Mais les points d'orgue du disque sont au nombre de trois. Les deux épiques de dix minutes, «Sacred Power of the Raging Winds», dont nous avons déjà parlé, et «Erian's Mystical Rhymes (The White Dragon's Order)», et les deux ultimes morceaux. «Erian's Mystical Rhymes (The White Dragon's Order)», en particulier, parvient à égaler le titre «Queen of the Dark Horizons», présent sur Rain of a Thousand Flames, par ses arrangements grandioses et ses lignes vocales lyriques, tantôt très aiguës, tantôt graves, réminiscentes de ce prestigieux prédécesseur. Quand au final en deux temps de l'album, «Shadows of Death» et le lent et solennel «Nightfall on the Grey Mountains», qui reprend le thème de «The Dark Secret», sa puissance et son charisme emportent l'adhésion.

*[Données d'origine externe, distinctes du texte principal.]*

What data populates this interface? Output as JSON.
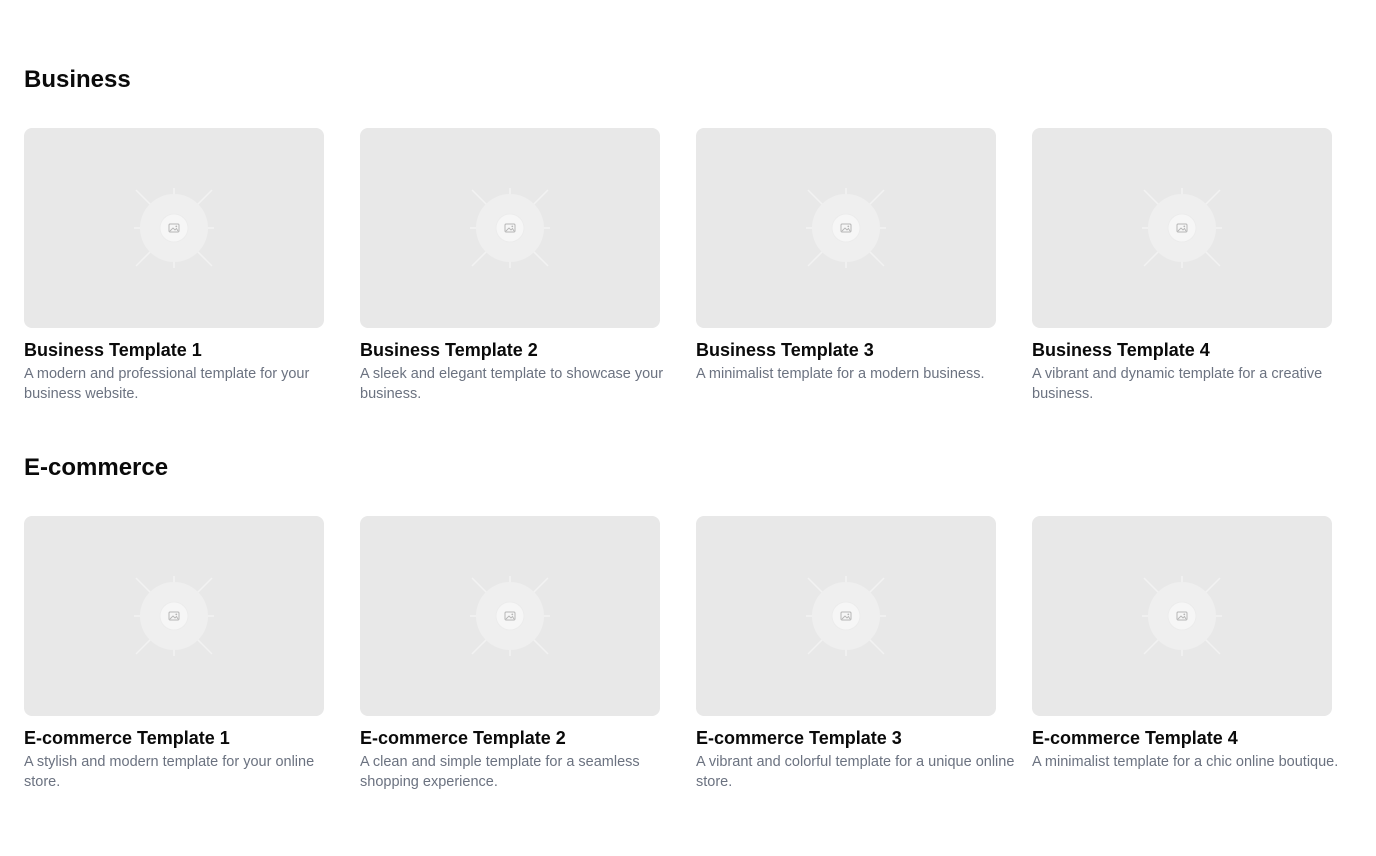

Comme le groupe en a l'habitude depuis quelques albums, Symphony Of Enchanted Lands II est proposé à la fois dans une édition simple et dans une édition bonus, en forme de livre luxueux, avec un DVD en plus. Au-delà de l'aspect marketing bien réel, permettant de contrer le simple téléchargement, le désir de combler les fans est indéniable, de par le prix bon marché de ce packaging. On trouve sur ce DVD le clip de «Unholy Warcry» décliné en trois versions : courte (plutôt inutile), single (celle de The Dark Secret), et longue (celle de l'album). Comparativement aux précédentes tentatives de Rhapsody dans ce domaine, on sent que les moyens ont été plus conséquents. Si des côtés kitsch sont toujours bien présents (le costume de Christopher Lee en particulier), la réalisation lorgne plus vers la trilogie du seigneur des anneaux, avec de très nombreux plans de paysages naturels et en particulier de montagnes, qui surpassent en quantité le groupe en train de jouer, ou même les quelques personnages occupés à une cérémonie démoniaque. On peut même voir un hommage partiel à un cinéaste comme Dario Argento (le crâne en train de brûler), et de ce point de vue, le progrès est à saluer. Pour le reste du DVD, on a droit à un documentaire d'une quinzaine de minutes sur la réalisation de l'album, élogieux comme toujours dans ce genre d'exercice, ainsi qu'à deux courts reportages sur le tournage du clip et sur l'aspect visuel de Rhapsody.
Reste que si Rhapsody est ainsi parvenu à sauver la face d'une bien belle manière, avec un disque réussi mais dont on risque de se lasser assez vite, et laissant sur leurs positions amateurs et détracteurs du groupe, renouveler une expérience identique le temps d'un prochain album risque de s'avérer extrêmement délicat. Plus que jamais, Alex Staropoli et Luca Turilli vont devoir se surpasser pour parvenir à progresser...
Jean-Guillaume LANUQUE
(chronique parue dans Big Bang n°56 - Décembre 2004)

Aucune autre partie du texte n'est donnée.